I have been watching Steve Cram (62) for years.
As many as years I have been running.
If I started running, back in the 80s, I had done it driven by people like him, like Cram, or like Sir Sebastian Coe, or like Steve Ovett: the British middle-distance, how can we forget them, we who are in our fifties?
I admired and envied Steve Cram in that 1983, the year of his flight to the 1,500 world title. How that blonde slid in the last 200 m!
“Cruising speed”, they called what he did: “Nobody has his cruising speed”.
Engrossed in the cruising speed of those days in Helsinki, good Cram had released Steve Scott and Said Auita entering the last corner, and also the great José Manuel Abascal, fifth then.
And that’s it.
There was no way to stop him.
I watched and envied him then as an athlete, and I have continued to watch him in recent times, now that he is a BBC athletics commentator, a classic voice and silhouette at Europeans, Worlds and Games.
For years, I have been running into him halfway around the world, a silent admirer.
But this Tuesday, on the eve of the 1,500m final in Budapest (this Wednesday at 9:15 p.m., with the presence of Mario García Romo), I said to myself:
– Come on, board.
And for him I’ve gone.
(…)
Cram is still skinny and sharp, and he was immersed in his chores, reviewing data on his computer, sitting in the Media Center of the Budapest stadium, when I approached him to say:
–You won the 1,500 in the first World Cup in the history of athletics, and tomorrow (for today) is the final of the distance. The Vanguard needs to talk to you.

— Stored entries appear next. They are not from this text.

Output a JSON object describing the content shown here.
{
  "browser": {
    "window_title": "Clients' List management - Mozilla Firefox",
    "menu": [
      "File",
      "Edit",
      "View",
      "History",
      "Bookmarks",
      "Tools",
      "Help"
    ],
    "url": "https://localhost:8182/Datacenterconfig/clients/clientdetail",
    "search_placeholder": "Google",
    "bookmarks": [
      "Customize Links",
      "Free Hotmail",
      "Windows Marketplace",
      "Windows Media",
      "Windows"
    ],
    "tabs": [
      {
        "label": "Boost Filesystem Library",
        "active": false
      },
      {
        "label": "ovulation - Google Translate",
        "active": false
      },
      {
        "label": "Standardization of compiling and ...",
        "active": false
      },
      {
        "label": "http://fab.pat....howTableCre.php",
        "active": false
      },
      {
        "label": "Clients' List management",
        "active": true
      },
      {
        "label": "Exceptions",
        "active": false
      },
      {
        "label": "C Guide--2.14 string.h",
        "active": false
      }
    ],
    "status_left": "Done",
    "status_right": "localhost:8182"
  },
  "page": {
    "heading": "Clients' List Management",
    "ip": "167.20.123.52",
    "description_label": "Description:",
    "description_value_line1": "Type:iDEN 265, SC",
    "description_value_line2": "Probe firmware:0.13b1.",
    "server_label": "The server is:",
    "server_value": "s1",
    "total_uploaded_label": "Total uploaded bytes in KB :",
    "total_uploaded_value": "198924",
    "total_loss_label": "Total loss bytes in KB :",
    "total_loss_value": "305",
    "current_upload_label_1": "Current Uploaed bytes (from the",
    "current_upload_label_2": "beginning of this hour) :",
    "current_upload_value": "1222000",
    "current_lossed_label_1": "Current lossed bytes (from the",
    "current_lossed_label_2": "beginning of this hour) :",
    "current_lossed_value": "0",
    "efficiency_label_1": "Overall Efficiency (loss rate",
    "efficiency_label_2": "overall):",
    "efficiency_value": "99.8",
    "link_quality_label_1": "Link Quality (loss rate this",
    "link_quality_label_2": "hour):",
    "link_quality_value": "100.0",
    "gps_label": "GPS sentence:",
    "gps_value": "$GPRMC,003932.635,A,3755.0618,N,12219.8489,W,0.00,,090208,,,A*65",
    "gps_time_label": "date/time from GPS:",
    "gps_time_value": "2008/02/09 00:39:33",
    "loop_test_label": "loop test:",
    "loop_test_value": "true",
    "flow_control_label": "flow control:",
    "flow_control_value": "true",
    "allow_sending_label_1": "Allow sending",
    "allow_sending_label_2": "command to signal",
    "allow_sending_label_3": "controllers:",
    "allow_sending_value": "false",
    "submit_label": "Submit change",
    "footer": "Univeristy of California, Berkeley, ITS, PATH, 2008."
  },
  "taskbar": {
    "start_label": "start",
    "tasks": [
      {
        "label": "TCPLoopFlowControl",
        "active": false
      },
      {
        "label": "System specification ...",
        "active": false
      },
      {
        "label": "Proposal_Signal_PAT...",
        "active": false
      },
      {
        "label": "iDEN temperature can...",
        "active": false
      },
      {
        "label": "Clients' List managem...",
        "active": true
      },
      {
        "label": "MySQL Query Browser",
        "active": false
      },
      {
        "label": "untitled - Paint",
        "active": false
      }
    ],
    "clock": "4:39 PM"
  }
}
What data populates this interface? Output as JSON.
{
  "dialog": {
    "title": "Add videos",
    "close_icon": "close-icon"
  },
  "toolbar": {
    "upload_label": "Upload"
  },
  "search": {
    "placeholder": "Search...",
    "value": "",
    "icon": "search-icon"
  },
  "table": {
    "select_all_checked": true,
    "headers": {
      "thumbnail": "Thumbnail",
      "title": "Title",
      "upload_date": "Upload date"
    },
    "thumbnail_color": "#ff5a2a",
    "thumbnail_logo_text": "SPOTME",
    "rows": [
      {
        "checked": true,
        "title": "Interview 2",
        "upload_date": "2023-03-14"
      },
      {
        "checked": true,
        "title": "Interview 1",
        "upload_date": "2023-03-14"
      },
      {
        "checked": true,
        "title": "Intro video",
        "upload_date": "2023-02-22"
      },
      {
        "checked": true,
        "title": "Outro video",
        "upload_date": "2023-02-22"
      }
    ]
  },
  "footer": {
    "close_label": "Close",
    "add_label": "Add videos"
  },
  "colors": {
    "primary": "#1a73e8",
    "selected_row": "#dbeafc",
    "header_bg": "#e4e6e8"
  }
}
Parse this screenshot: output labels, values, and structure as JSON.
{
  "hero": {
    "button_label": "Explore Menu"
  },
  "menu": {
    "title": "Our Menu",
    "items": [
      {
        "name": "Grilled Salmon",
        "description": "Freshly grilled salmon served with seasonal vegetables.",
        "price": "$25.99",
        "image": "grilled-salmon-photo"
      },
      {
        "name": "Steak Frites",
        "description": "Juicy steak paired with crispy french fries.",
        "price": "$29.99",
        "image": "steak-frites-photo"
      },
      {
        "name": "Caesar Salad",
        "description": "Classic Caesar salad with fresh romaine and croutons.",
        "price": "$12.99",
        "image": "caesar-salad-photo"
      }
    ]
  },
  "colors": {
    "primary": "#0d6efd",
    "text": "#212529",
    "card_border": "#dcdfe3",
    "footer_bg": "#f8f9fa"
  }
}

And the myth has looked up, has looked me in the eye and has said:
-Now?
-Now.
–OK, let’s go there –he answered, standing up.
And so we have found a secluded corner in the room, and mess.
I have said to him:
–Last December, I had the opportunity to talk with Jakob Ingebrigtsen, the pearl of the current midfielder. Ingebrigtsen has already been European champion and Olympic champion. But when I asked him about his big goals in life, he replied: ‘I have a big outstanding debt. I have never been a 1,500 world champion. And as long as it isn’t, I won’t feel complete.
–Ingebrigtsen was still young at the 2019 World Cup (he was 4th, he was 19 years old). And last year he had some injuries in the winter, and even though he was pretty close to his top, he wasn’t on his top (he was 2nd). But this year I think he is a better athlete. And if he shows respect towards his opponents, I think he can win in two or three different ways. Besides, I don’t think any of his rivals believe that he can beat him.
–When you say disrespectful, do you mean that he lost last year to Jake Wightman for trusting himself too much?
(After his defeat, Jakob Ingebrigtsen said he did not understand how he could have lost to someone inferior to him).
–I think that perhaps he believed that if he did what he had always done, which was to take the lead with 800m to go, no one would be able to overtake him. But I repeat, then he was at 98% and Wightman, a better eight-hundred-year-old, faster than Ingebrigtsen, was in a unique shape in his life. I think Ingebrigtsen learned from that and will not make similar mistakes.
So there’s no alternative?
–He is clearly the favourite, and he is going to build a very fast career at some point. But he must manage well, because he also has 5,000 ahead of him and cannot go extraordinarily hard.
–¿Ve similitudes entre usted e Ingebrigtsen?
-Some, yes. When he was starting out, his father came to see me, he asked me for some advice. I saw right away that I was better than Henrik and Filip, his older brothers, and the family asked me questions about my training methods. We are talking about intensities, I think they do more long and demanding jogging sessions, and more hard work on the track. But I’ll tell you something: Ingebrigtsen is more long-distance runner than me. He tends to 5,000. I tended to 800.